Roy commenced his playing career at the age of 7 years on B flat Cornet, at the local Salvation Army, in the village where he was born, Dinnington, near Sheffield. 

He then moved on to the local village band, at about the age of 13 years, to Dinnington Main Colliery as it was at the time, and it was whilst he was with the band a vacancy on soprano occurred, with no takers, so Roy decided to 'have a go', although his father was not to happy at this decision. However, Roy stuck to his 'guns' and the rest as we all know is history. 

It was while he was with the band he became a member of the National Youth Brass Band of Great Britain, 4th position on his first course, guess where he sat on the 2nd one? Yes, Principal, a position he retained for a further 4 years. Also he met a young lady, Patricia, who was a member of the cornet section, who later became his wife. 

Today Roy & Patricia, together with their sons, Darren & Andrew, are all very popular within the brass band fraternity. 

From Dinnington, after applying for an audition with Fodens Motor Works Band for the Soprano position, (following the Great Charlie Cook) he auditioned in the conductors' dressing room at Huddersfield Town Hall with the great Harry Mortimer. 

Listening to him play "Intermezzo" from Cavaleria Rusticana, Mr. Mortimer said "Well done - I have heard sufficient, the job is yours". 3 weeks later Roy met the band in Manchester to record a BBC Listen to the Band programme (no previous rehearsal) 'talk about having eggs' - it was a real baptism of fire into the realms of premier banding. 
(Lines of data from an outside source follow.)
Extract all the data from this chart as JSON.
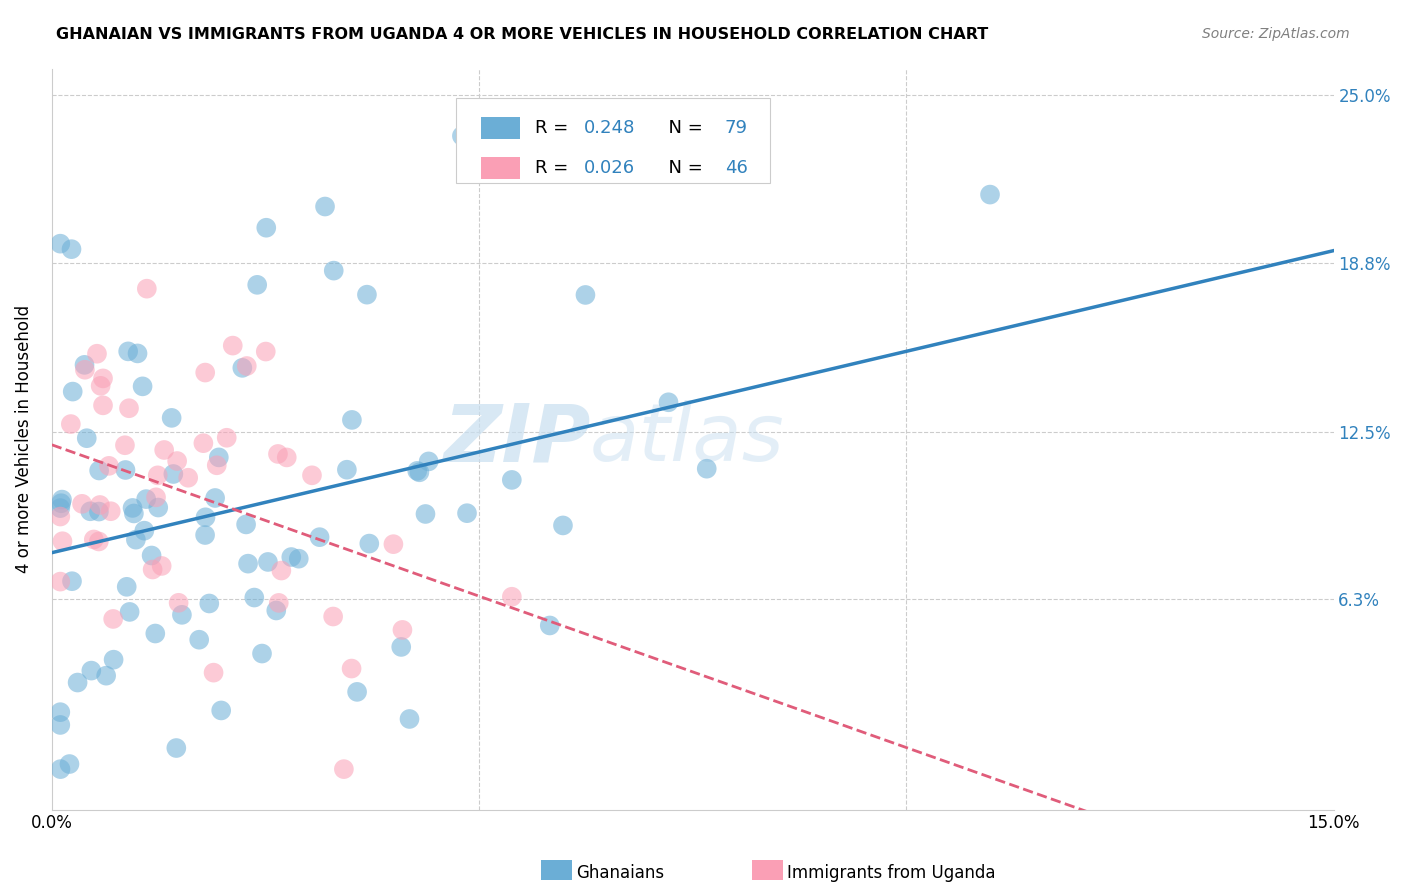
{
  "title": "GHANAIAN VS IMMIGRANTS FROM UGANDA 4 OR MORE VEHICLES IN HOUSEHOLD CORRELATION CHART",
  "source": "Source: ZipAtlas.com",
  "ylabel": "4 or more Vehicles in Household",
  "x_min": 0.0,
  "x_max": 0.15,
  "y_min": -0.015,
  "y_max": 0.26,
  "y_tick_labels_right": [
    "25.0%",
    "18.8%",
    "12.5%",
    "6.3%"
  ],
  "y_tick_values_right": [
    0.25,
    0.188,
    0.125,
    0.063
  ],
  "legend_label1": "Ghanaians",
  "legend_label2": "Immigrants from Uganda",
  "R1": 0.248,
  "N1": 79,
  "R2": 0.026,
  "N2": 46,
  "color_blue": "#6baed6",
  "color_pink": "#fa9fb5",
  "color_blue_line": "#3182bd",
  "color_pink_line": "#e05c7a",
  "color_blue_text": "#3182bd",
  "watermark_zip": "ZIP",
  "watermark_atlas": "atlas",
  "background_color": "#ffffff"
}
Roy spent five happy years with Fodens, made some great friends and attended many prestigious events with the band, one of them being a member of the 'Men of Brass' together with the Fairey Band & Morris Motors Band. 

After Fodens Roy spent a short time with Grimethorpe Colliery Band, and made some very good friends whilst with the band, especially Bass Trombonist Richard Ogley, although not now with us, he still keeps in touch with his wife Clarice. 
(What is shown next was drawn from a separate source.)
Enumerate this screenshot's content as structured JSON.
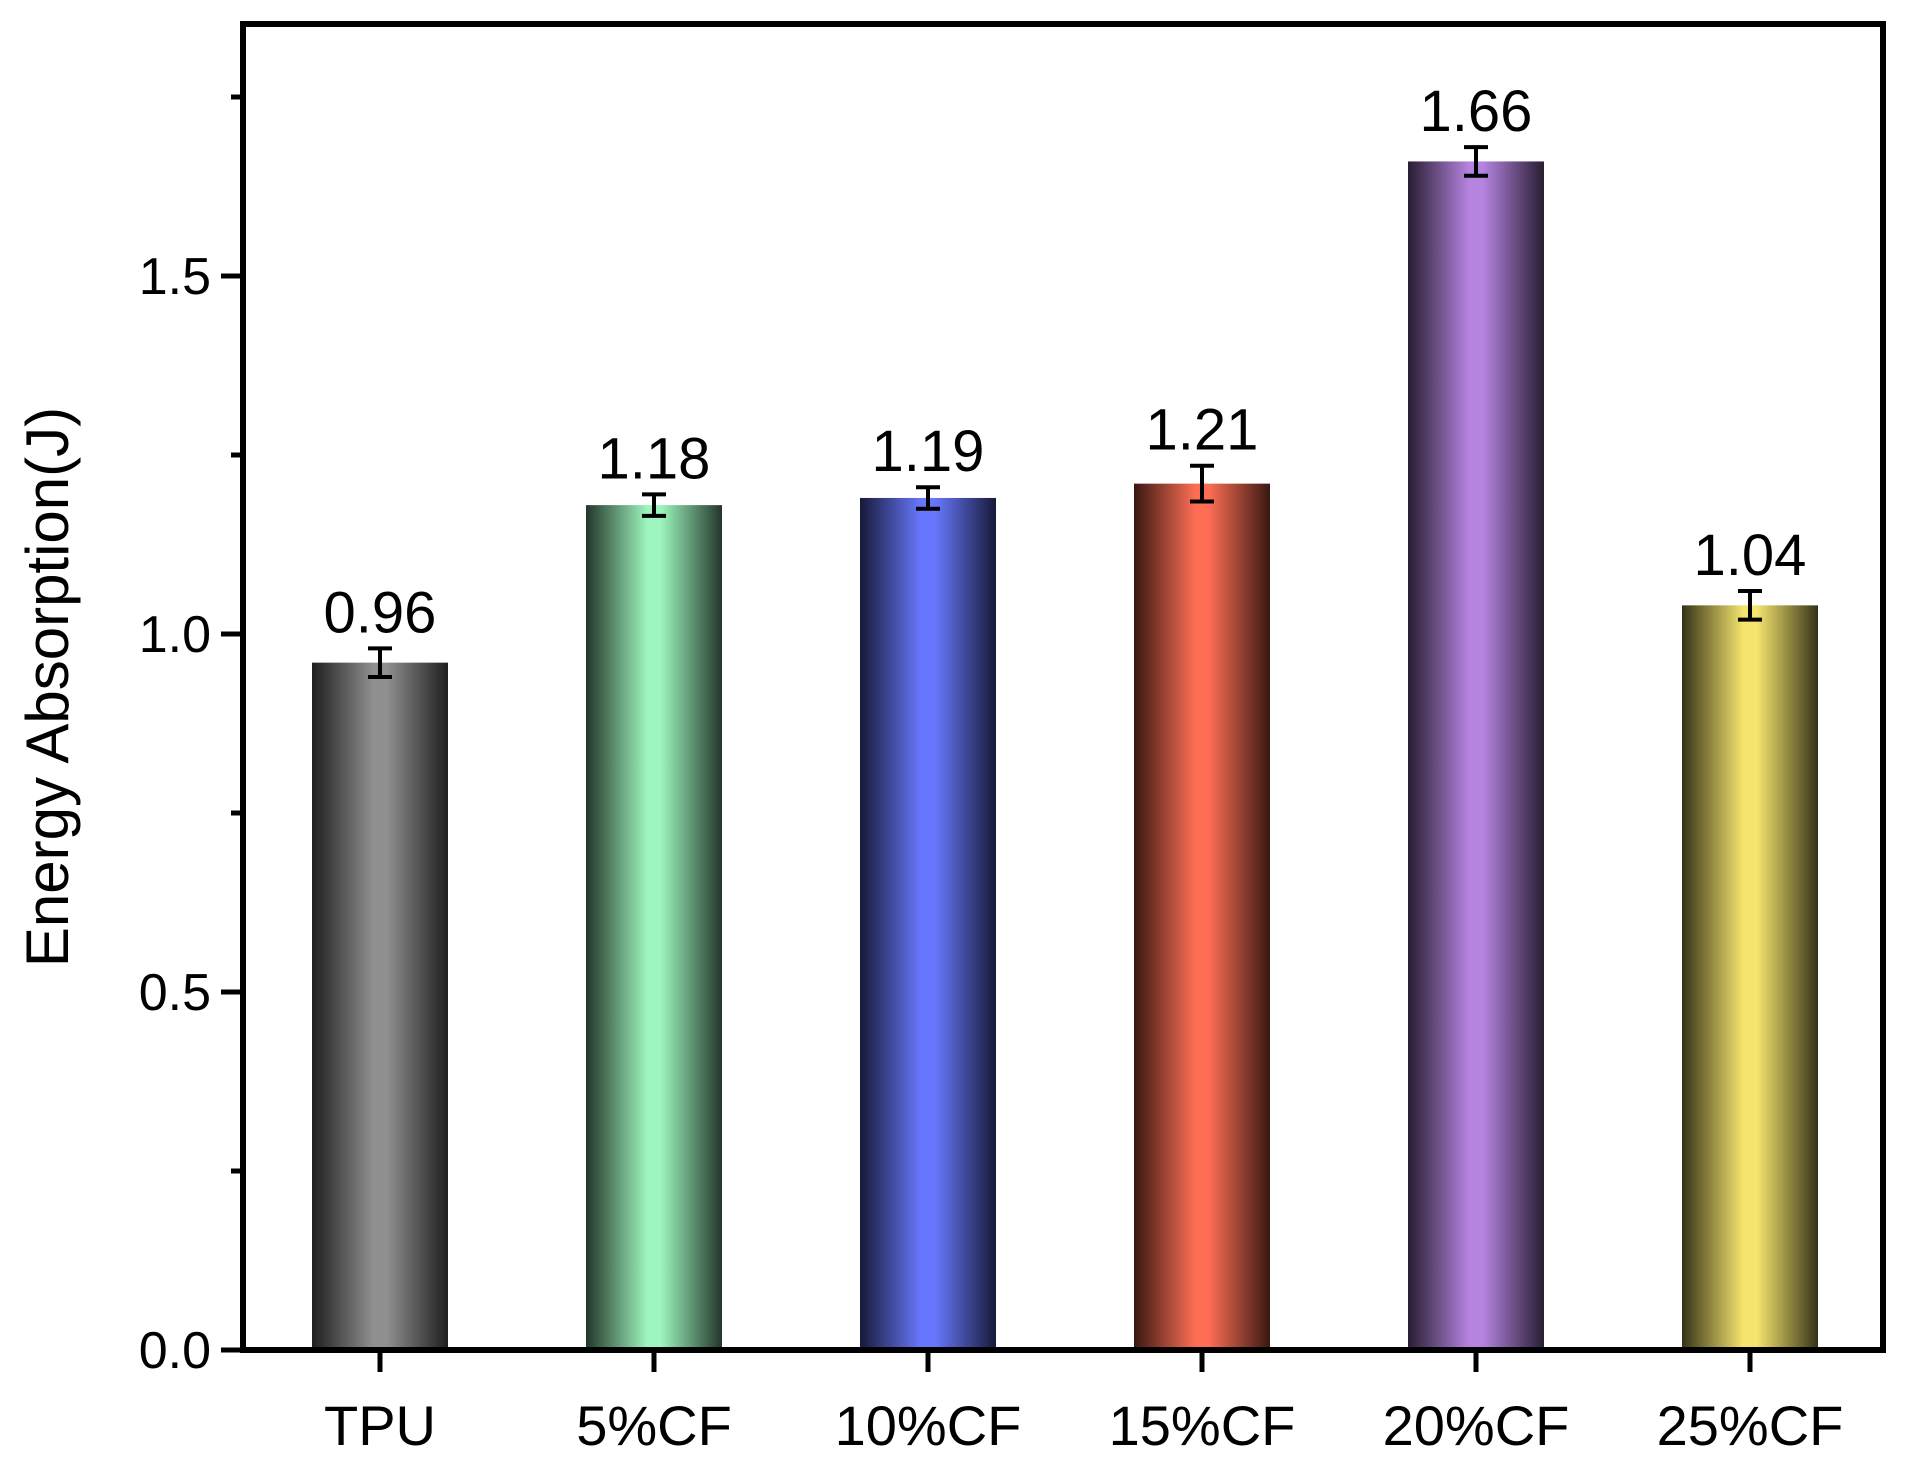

Roy's next move was to the Fairey Band, where in 1965 they won the British Open & National Championships. Again many prestigious engagements, one with royalty. This was the time the bands did week long engagements at 

Folkstone, Eastbourne, the London Parks, and Edinburgh. And so to Yorkshire Imperial Metals Band and more contest titles achieved, but here Roy blossomed into a fine stand up soloist, especially with his encore of 'Post Horn Gallop'. 10 years with this band and then his final move to Brighouse & Rastrick Band, again with some contest successes together with many solo opportunities. 

Throughout Roy's playing career he has also assisted many of the top band's in concerts, but also had the experience and help from some of the finest conductors of that time, Harry Mortimer, Leonard Davis, Denis Wright, Thomas Powell, Geoffry Brand, Walter Hargreaves, and James Scott to mention just a few. 

Roy still practice's for his own pleasure regularly but admits the spirit is willing but stamina is weak.